Ownership obsession: do we really need 'Help-to-Buy'?

(PA)

Everyone should own their own home. Listening to media coverage discussing the government's 'Help-to-Buy' scheme in recent weeks, you'd be forgiven for thinking this was some kind of universally assumed axiom. The big questions surrounding the plan weren't about whether the introductory offer of an interest-free loan for five years was deceptive, or whether pegging the later interest rate to inflation was something to be wary of. Instead, the most heated debate focused on how, if at all, the coalition's initiative would impact house prices. Amazing. Even when we're talking about getting people onto the first rung property ladder, the principal concern is the financial welfare of those who are already at the top. That's how good an idea property ownership is. Not only should other concerns be subservient to its protection, but we're not even going to suggest in our discussions that the alternative arrangements might be viable, let alone desirable.

There's plenty of social status and stigma in Britain when it comes to the question of your dwelling. Letting is primarily associated with youth and beginnings. Small companies let offices. Students let rooms. People starting new jobs let apartments. But if you've been earning/operating for a while, eventually you'll move towards buying. And why wouldn't you. After all, if you let a house you're always at the mercy of a landlord. Thanks to the work of writers like Maria Edgeworth and Charles Dickens we all know how unpleasant these people can be. They own the house, so they can sell up whenever they like! They can charge whatever they like, demand whatever deposits they like, restrict what you can do with/in the property any way you like. You're under their roof, it's their rules. And why would you want that?

The simple answer is that you might want it because you can't afford the alternative. Putting together the money needed to buy a house is so incredibly difficult that the national housing federation said in 2010 that the average 21-year-old won't be able to get onto the property ladder until they are 43. But there is a broader question here. Even if you can afford it, why should you have to pay that much? Why not go down what is often the simpler, and at least initially cheaper route? As long as you have a property to live in, is that not enough? Why should you listen to the world that tells you that you 'must' own this item?

The standard argument goes that renting is essentially 'throwing money away'. Better explained, it isn't a long term investment. You put in all this money, and you don't get anything back at the 'end'. Except by that logic isn't spending money on food an awful waste? After all, you put all that money in and it's just gone. The response to that is 'but you need food right now' to which the tenant's answer might be 'and we don't need shelter now?'

Looking deeper into this, we have to ask ourselves whether this drive towards ownership is really an attitude a Christian should have. The primary arguments in favour don't seem very Christian at all. As Christians, we're not called to be looking for the kind of worldly comfort that the freedom of home ownership is supposed to offer. We're meant to have higher concerns about the use of our money. If renting means a person can devote more resources in a Kingdomly direction, then we should be very much open to the idea. Jesus certainly didn't seem to have much good to say for the attitude of angling for the long term pay-off. The parable of the rich fool warns us against the folly of building up long term investments for us to enjoy 'later'. After all, it reminds each of us that we may well never experience 'later' at all.
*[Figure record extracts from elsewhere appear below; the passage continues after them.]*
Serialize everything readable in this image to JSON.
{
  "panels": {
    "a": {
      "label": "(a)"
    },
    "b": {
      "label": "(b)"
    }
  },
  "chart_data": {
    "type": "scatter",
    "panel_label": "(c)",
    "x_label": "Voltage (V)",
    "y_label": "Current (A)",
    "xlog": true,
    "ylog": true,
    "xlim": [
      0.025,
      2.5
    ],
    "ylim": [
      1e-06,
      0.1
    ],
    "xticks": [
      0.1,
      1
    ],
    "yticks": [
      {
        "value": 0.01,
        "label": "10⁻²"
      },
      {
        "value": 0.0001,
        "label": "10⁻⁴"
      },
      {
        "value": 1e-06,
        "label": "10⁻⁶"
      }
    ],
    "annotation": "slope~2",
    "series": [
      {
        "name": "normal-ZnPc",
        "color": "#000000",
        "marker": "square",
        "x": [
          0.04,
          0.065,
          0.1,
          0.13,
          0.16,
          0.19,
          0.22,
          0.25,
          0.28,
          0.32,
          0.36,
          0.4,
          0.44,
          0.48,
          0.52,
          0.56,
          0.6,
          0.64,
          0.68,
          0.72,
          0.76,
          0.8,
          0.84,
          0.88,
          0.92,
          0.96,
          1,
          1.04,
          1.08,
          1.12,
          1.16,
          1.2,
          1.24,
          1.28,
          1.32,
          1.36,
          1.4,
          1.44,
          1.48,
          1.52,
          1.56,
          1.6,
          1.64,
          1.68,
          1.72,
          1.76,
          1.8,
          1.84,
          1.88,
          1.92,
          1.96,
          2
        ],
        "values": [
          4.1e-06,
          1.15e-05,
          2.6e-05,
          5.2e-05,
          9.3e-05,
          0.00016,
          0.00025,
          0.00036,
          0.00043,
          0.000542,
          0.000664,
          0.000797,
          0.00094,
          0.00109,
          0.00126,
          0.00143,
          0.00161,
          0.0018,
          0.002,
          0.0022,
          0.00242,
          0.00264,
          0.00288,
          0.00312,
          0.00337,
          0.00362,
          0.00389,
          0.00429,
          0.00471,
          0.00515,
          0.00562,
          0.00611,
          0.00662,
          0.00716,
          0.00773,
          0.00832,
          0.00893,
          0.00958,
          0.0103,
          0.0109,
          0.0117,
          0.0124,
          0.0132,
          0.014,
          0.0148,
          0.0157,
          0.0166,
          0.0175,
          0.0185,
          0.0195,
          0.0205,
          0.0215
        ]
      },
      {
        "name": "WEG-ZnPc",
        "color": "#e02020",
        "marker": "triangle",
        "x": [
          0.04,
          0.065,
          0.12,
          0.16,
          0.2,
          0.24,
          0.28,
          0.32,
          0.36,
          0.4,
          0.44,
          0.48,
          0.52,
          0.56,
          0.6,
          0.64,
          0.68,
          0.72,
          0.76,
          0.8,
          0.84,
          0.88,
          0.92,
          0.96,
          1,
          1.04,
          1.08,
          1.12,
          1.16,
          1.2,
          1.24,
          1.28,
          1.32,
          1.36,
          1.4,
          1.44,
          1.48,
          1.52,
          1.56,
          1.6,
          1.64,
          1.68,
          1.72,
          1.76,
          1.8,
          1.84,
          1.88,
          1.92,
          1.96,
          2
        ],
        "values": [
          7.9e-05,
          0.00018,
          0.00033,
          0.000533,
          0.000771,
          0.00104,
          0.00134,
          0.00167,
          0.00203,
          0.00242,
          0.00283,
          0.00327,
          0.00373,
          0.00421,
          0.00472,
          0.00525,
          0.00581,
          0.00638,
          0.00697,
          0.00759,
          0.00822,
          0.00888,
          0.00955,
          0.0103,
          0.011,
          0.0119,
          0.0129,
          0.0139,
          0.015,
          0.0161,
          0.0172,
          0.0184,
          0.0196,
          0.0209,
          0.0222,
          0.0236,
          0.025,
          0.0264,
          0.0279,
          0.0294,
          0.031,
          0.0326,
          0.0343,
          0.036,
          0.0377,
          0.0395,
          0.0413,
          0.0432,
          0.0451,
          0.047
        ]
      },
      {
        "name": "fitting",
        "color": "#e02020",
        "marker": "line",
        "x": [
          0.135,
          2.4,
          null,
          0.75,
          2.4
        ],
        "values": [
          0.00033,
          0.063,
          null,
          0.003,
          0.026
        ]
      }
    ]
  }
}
Surely then, at a time after a financial crisis that was in large part caused by the drive to have a home of one's own, should we not reflect on the state of our letting market and ask whether it is in fact possible to have our cake and eat it too? Tenants in the UK have substantially fewer rights than those in other parts of the world. In Germany for instance, landlords are expected to give wide berths to tenants in regard to augmentation and decoration of their properties, and they can be fined if they charge rent more than 20% higher than comparable properties and they cannot give eviction notices unless they have very specific and well-grounded justifications (such as if the landlord/lady needs the property for themselves or their family). European rental agreements are also generally much longer term affairs, protecting tenants from sudden price hikes, and in France it is illegal for a landlord to evict a tenant in the winter months. A legal system that favours those in need of shelter, rather than those who make money from that need, should be a system most Christians welcome.

None of this is to say that buying a property is somehow a 'sinful' decision, but we should look at our attitudes towards property ownership and ask what fuels them. Is our expectation of two point four children and a mortgage based on a cultural norm, or do we have more well-grounded reasons behind this position. Some take the view that property is the most secure form of inheritance delivery, and that to buy a house is to be responsible and provide your children with the security and stability they need. And while there might be some truth to that, at a time when the price of that kind of guarantee is so high, can we really call people 'responsible' for putting so much of their resources in a single direction? Can we not have a more honest and open discussion about the alternatives? At the very least, can we depart from the myopic obsession that an Englishman's home must be his castle? Home ownership is an option, but it is far from the only one.